Pesquisa mostra avanço em salas de aula com proibição de celulares

Uma pesquisa conduzida pela Frente Parlamentar Mista da Educação, em colaboração com o Equidade.info, iniciativa do Lemann Center da Stanford Graduate School of Education, revelou que 83% dos estudantes brasileiros estão mais atentos nas aulas após a restrição do uso de celulares em sala de aula.

De acordo com a Agência Brasil, a percepção de impacto positivo é mais acentuada nos anos iniciais do Ensino Fundamental I, com 88% dos alunos relatando maior atenção. No Ensino Médio, 70% dos estudantes notaram melhorias sem o uso dos celulares.

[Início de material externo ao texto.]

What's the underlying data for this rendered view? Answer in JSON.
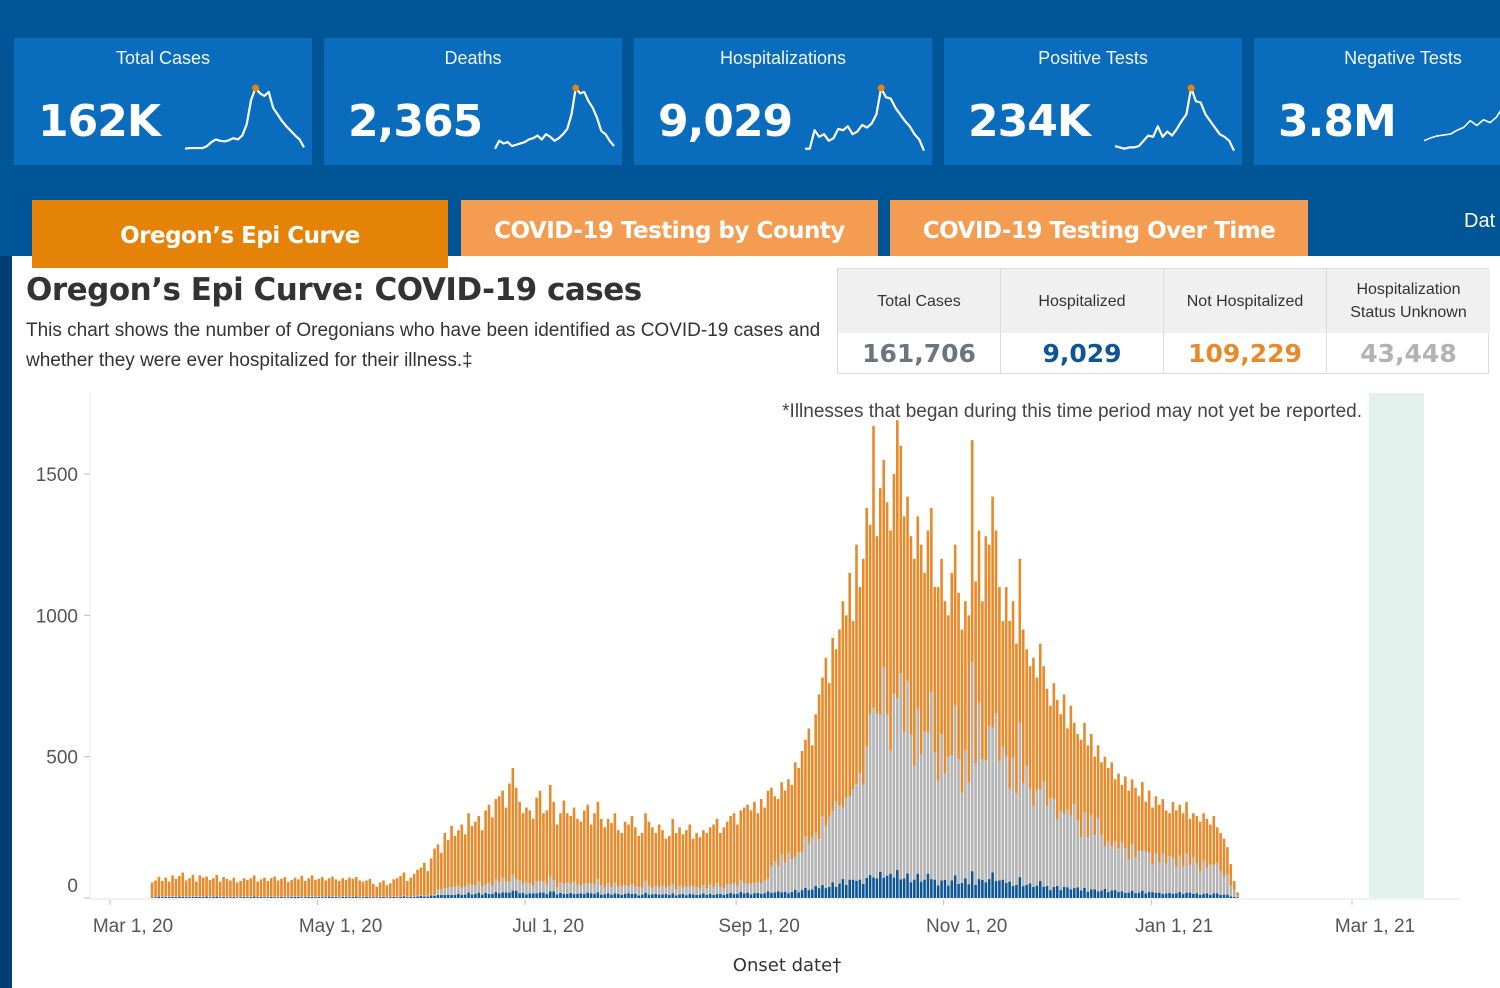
{
  "kpis": [
    {
      "title": "Total Cases",
      "value": "162K",
      "trend": [
        8,
        9,
        9,
        9,
        9,
        12,
        18,
        22,
        20,
        19,
        21,
        24,
        22,
        28,
        45,
        82,
        100,
        92,
        88,
        94,
        70,
        60,
        50,
        42,
        35,
        28,
        22,
        10
      ]
    },
    {
      "title": "Deaths",
      "value": "2,365",
      "trend": [
        8,
        20,
        16,
        18,
        12,
        14,
        16,
        18,
        22,
        24,
        28,
        22,
        30,
        26,
        20,
        24,
        30,
        38,
        60,
        100,
        92,
        94,
        80,
        70,
        55,
        35,
        30,
        20,
        12
      ]
    },
    {
      "title": "Hospitalizations",
      "value": "9,029",
      "trend": [
        8,
        8,
        36,
        26,
        30,
        20,
        24,
        38,
        36,
        42,
        30,
        34,
        44,
        40,
        46,
        60,
        100,
        86,
        84,
        70,
        60,
        50,
        42,
        30,
        22,
        5
      ]
    },
    {
      "title": "Positive Tests",
      "value": "234K",
      "trend": [
        12,
        10,
        8,
        10,
        10,
        12,
        20,
        28,
        26,
        42,
        26,
        34,
        28,
        38,
        50,
        60,
        100,
        80,
        78,
        60,
        50,
        40,
        30,
        26,
        20,
        5
      ]
    },
    {
      "title": "Negative Tests",
      "value": "3.8M",
      "trend": [
        8,
        14,
        18,
        20,
        22,
        30,
        36,
        50,
        40,
        52,
        46,
        58,
        80,
        100
      ]
    }
  ],
  "kpi_accent": "#e58308",
  "tabs": [
    {
      "label": "Oregon’s Epi Curve",
      "active": true
    },
    {
      "label": "COVID-19 Testing by County",
      "active": false
    },
    {
      "label": "COVID-19 Testing Over Time",
      "active": false
    }
  ],
  "header_overflow_label": "Dat",
  "page": {
    "title": "Oregon’s Epi Curve: COVID-19 cases",
    "description": "This chart shows the number of Oregonians who have been identified as COVID-19 cases and whether they were ever hospitalized for their illness.‡"
  },
  "stats": [
    {
      "header": "Total Cases",
      "value": "161,706",
      "color": "#6b7581"
    },
    {
      "header": "Hospitalized",
      "value": "9,029",
      "color": "#0e5596"
    },
    {
      "header": "Not Hospitalized",
      "value": "109,229",
      "color": "#e8892a"
    },
    {
      "header": "Hospitalization Status Unknown",
      "value": "43,448",
      "color": "#b3b3b3"
    }
  ],
  "chart_data": {
    "type": "bar",
    "stacked": true,
    "title": "Oregon’s Epi Curve: COVID-19 cases",
    "xlabel": "Onset date†",
    "ylabel": "",
    "ylim": [
      0,
      1750
    ],
    "yticks": [
      0,
      500,
      1000,
      1500
    ],
    "xlim": [
      "2020-02-24",
      "2021-04-30"
    ],
    "xticks": [
      {
        "date": "2020-03-01",
        "label": "Mar 1, 20"
      },
      {
        "date": "2020-05-01",
        "label": "May 1, 20"
      },
      {
        "date": "2020-07-01",
        "label": "Jul 1, 20"
      },
      {
        "date": "2020-09-01",
        "label": "Sep 1, 20"
      },
      {
        "date": "2020-11-01",
        "label": "Nov 1, 20"
      },
      {
        "date": "2021-01-01",
        "label": "Jan 1, 21"
      },
      {
        "date": "2021-03-01",
        "label": "Mar 1, 21"
      }
    ],
    "annotation": "*Illnesses that began during this time period may not yet be reported.",
    "shaded_range": [
      "2021-03-06",
      "2021-03-22"
    ],
    "shaded_color": "#e3f2ec",
    "start_date": "2020-03-13",
    "grid": false,
    "series_colors": {
      "hospitalized": "#0e5596",
      "unknown": "#b3b3b3",
      "not_hospitalized": "#e8892a"
    },
    "series": [
      {
        "name": "Hospitalized",
        "key": "hospitalized"
      },
      {
        "name": "Hospitalization Status Unknown",
        "key": "unknown"
      },
      {
        "name": "Not Hospitalized",
        "key": "not_hospitalized"
      }
    ],
    "weekly_daily_totals": [
      [
        55,
        62,
        75,
        60,
        72,
        58,
        80
      ],
      [
        68,
        78,
        90,
        62,
        70,
        82,
        58
      ],
      [
        80,
        72,
        76,
        64,
        70,
        82,
        58
      ],
      [
        74,
        68,
        62,
        72,
        55,
        60,
        70
      ],
      [
        64,
        70,
        80,
        58,
        66,
        72,
        60
      ],
      [
        70,
        76,
        62,
        68,
        74,
        56,
        64
      ],
      [
        72,
        66,
        78,
        60,
        70,
        80,
        64
      ],
      [
        68,
        74,
        62,
        70,
        76,
        66,
        60
      ],
      [
        70,
        64,
        72,
        68,
        74,
        62,
        58
      ],
      [
        62,
        68,
        50,
        40,
        55,
        62,
        45
      ],
      [
        52,
        66,
        70,
        78,
        90,
        60,
        72
      ],
      [
        85,
        100,
        108,
        125,
        95,
        140,
        175
      ],
      [
        190,
        160,
        230,
        205,
        255,
        220,
        240
      ],
      [
        260,
        225,
        300,
        255,
        270,
        290,
        240
      ],
      [
        310,
        330,
        285,
        350,
        360,
        380,
        320
      ],
      [
        405,
        460,
        390,
        340,
        300,
        320,
        310
      ],
      [
        280,
        355,
        380,
        300,
        310,
        400,
        340
      ],
      [
        260,
        300,
        345,
        300,
        290,
        320,
        280
      ],
      [
        270,
        310,
        330,
        260,
        300,
        340,
        280
      ],
      [
        250,
        280,
        265,
        300,
        240,
        230,
        270
      ],
      [
        260,
        290,
        250,
        220,
        230,
        300,
        270
      ],
      [
        250,
        230,
        260,
        240,
        210,
        220,
        280
      ],
      [
        230,
        250,
        225,
        240,
        260,
        210,
        230
      ],
      [
        215,
        240,
        230,
        250,
        260,
        280,
        230
      ],
      [
        250,
        270,
        290,
        300,
        260,
        310,
        320
      ],
      [
        330,
        310,
        340,
        300,
        350,
        320,
        380
      ],
      [
        390,
        360,
        350,
        410,
        380,
        420,
        400
      ],
      [
        480,
        460,
        520,
        560,
        600,
        540,
        650
      ],
      [
        720,
        780,
        850,
        760,
        920,
        880,
        950
      ],
      [
        1050,
        1000,
        1150,
        980,
        1250,
        1100,
        1200
      ],
      [
        1380,
        1320,
        1670,
        1280,
        1450,
        1550,
        1400
      ],
      [
        1300,
        1500,
        1690,
        1600,
        1350,
        1420,
        1280
      ],
      [
        1200,
        1350,
        1250,
        1150,
        1300,
        1380,
        1100
      ],
      [
        1100,
        1200,
        1050,
        1000,
        1150,
        1250,
        1080
      ],
      [
        950,
        1050,
        1000,
        1620,
        1120,
        1300,
        1050
      ],
      [
        1280,
        1250,
        1420,
        1300,
        1100,
        980,
        1100
      ],
      [
        980,
        1050,
        900,
        1200,
        950,
        880,
        820
      ],
      [
        850,
        780,
        900,
        820,
        740,
        680,
        760
      ],
      [
        700,
        650,
        720,
        600,
        680,
        620,
        580
      ],
      [
        560,
        620,
        540,
        580,
        500,
        540,
        480
      ],
      [
        500,
        460,
        480,
        420,
        440,
        400,
        430
      ],
      [
        380,
        420,
        390,
        360,
        410,
        340,
        380
      ],
      [
        320,
        360,
        330,
        350,
        310,
        300,
        340
      ],
      [
        310,
        330,
        300,
        340,
        280,
        300,
        290
      ],
      [
        270,
        300,
        280,
        260,
        290,
        250,
        230
      ],
      [
        210,
        180,
        120,
        60,
        20
      ]
    ],
    "hospitalized_share": 0.055,
    "unknown_share_by_period": [
      {
        "until_week": 12,
        "share": 0.03
      },
      {
        "until_week": 26,
        "share": 0.12
      },
      {
        "until_week": 30,
        "share": 0.3
      },
      {
        "until_week": 40,
        "share": 0.42
      },
      {
        "until_week": 46,
        "share": 0.38
      }
    ]
  }
}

O estudo também indica que 77% dos gestores e 65% dos professores observaram uma redução no bullying virtual nas escolas. No entanto, apenas 41% dos alunos perceberam essa mudança, sugerindo que parte dos conflitos pode não estar sendo relatada ou percebida por professores e gestores.

Tédio e Ansiedade

Segundo os dados, 44% dos alunos relataram sentir mais tédio durante os intervalos e recreios, especialmente no Ensino Fundamental I (47%) e no período matutino (46%). Além disso, 49% dos professores notaram um aumento na ansiedade entre os alunos devido à ausência do celular.

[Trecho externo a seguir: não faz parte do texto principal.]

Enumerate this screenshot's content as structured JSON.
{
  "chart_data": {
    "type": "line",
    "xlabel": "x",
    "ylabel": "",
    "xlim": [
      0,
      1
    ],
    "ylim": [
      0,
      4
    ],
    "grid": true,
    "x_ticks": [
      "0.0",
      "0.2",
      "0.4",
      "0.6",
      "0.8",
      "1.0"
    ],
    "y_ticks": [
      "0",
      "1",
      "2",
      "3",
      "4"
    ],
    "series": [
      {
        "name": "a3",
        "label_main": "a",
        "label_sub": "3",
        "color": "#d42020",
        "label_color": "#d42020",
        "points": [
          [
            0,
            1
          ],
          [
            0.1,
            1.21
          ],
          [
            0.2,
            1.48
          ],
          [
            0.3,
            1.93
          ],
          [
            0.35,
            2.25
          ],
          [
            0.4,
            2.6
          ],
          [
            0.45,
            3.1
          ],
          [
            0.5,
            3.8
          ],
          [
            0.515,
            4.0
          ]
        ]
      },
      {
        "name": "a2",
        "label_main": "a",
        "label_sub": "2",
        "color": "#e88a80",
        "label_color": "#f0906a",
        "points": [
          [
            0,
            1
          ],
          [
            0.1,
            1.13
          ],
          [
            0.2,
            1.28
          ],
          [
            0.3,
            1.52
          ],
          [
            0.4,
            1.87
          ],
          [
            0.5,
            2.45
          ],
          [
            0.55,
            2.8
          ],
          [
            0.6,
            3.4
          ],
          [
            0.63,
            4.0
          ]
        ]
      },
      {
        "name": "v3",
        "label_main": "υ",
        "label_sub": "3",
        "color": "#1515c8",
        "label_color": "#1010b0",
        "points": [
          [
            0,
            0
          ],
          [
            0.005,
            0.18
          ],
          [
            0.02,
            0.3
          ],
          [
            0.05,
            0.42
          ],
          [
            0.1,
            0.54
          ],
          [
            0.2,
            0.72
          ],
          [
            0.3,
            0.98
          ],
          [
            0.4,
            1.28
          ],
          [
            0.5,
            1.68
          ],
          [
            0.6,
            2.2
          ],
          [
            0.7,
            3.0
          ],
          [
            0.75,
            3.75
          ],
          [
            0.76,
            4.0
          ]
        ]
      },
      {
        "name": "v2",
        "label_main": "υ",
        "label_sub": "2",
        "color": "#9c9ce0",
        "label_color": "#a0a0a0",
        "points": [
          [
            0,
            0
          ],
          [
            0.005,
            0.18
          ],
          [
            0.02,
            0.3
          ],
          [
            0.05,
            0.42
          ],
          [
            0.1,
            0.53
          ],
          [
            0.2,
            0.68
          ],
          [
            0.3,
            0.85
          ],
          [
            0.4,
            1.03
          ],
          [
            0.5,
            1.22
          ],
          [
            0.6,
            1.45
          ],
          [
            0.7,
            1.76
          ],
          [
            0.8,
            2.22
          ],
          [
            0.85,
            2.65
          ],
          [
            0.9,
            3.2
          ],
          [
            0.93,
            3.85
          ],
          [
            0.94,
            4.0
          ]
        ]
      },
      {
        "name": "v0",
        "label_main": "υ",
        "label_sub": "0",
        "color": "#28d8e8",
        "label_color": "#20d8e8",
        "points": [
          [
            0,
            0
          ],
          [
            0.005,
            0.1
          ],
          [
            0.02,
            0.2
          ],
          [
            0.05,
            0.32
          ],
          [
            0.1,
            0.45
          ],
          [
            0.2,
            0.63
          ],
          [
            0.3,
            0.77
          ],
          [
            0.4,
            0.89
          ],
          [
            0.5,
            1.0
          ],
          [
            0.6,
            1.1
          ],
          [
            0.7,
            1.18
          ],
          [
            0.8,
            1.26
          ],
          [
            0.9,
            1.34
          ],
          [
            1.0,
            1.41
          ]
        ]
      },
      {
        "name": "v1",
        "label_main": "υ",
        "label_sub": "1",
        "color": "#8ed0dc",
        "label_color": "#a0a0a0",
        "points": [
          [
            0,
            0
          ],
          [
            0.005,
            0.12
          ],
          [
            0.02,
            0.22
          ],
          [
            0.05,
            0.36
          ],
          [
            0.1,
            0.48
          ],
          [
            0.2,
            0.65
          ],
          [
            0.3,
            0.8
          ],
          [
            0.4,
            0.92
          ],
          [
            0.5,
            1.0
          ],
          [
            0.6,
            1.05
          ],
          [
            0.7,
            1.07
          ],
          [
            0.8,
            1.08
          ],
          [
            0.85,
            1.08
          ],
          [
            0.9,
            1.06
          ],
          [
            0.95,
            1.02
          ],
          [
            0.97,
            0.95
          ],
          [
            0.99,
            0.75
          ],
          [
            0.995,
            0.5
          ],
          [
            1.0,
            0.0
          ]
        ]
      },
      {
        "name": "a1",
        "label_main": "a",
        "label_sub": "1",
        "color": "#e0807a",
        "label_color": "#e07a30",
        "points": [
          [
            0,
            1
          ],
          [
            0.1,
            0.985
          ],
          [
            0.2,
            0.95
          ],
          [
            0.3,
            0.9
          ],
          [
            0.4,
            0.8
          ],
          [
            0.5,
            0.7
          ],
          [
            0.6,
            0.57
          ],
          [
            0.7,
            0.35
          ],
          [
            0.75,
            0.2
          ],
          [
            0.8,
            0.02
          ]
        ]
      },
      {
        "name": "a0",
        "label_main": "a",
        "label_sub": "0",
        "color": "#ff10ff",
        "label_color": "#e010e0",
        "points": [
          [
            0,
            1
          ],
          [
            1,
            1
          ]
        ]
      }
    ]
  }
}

Em termos de comportamento, o Nordeste destacou-se positivamente, com 87% dos avanços. Já o Centro-Oeste e o Sudeste apresentaram os menores índices de melhora, com 82%, indicando que a eficácia das medidas varia conforme fatores regionais.

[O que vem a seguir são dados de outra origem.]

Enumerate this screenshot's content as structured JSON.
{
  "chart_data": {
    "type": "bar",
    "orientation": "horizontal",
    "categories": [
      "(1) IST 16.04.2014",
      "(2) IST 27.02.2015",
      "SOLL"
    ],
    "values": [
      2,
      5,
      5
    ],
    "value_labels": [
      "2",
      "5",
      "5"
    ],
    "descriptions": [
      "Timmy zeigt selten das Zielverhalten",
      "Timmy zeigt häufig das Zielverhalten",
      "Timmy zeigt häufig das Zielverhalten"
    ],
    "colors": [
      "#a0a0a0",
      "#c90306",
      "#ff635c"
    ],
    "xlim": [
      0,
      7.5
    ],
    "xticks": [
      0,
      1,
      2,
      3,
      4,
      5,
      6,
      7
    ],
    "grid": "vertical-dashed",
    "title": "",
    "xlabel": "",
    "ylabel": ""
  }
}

O presidente da Frente Parlamentar Mista da Educação, deputado Rafael Brito, afirmou: “Proteger nossos estudantes do uso do celular em sala de aula é garantir um ambiente mais saudável e focado no aprendizado.”

Claudia Costin, presidente do Equidade.info, destacou que, apesar dos avanços no foco e atenção dos alunos, questões como tédio, ansiedade e bullying ainda são desafios a serem enfrentados.

Estratégias e Implementação

Guilherme Lichand, coordenador do Equidade.info e docente da Stanford Graduate School of Education, reforçou a necessidade de estratégias diferenciadas por faixa etária e rede de ensino. Ele enfatizou a importância de práticas pedagógicas que mantenham os estudantes engajados e promovam seu bem-estar sem o uso do celular.

“Os resultados confirmam que a regulação do uso de celulares trouxe ganhos importantes para o aprendizado”, afirmou Lichand, destacando a necessidade de garantir a aplicação efetiva da lei em todas as etapas escolares.

A lei que proíbe o uso de celulares nas escolas foi sancionada em janeiro de 2025, após aprovação no Congresso Nacional. O estudo ouviu 2.840 alunos, 348 professores e 201 gestores em escolas públicas municipais, estaduais e privadas de todas as regiões do país, entre maio e julho de 2025.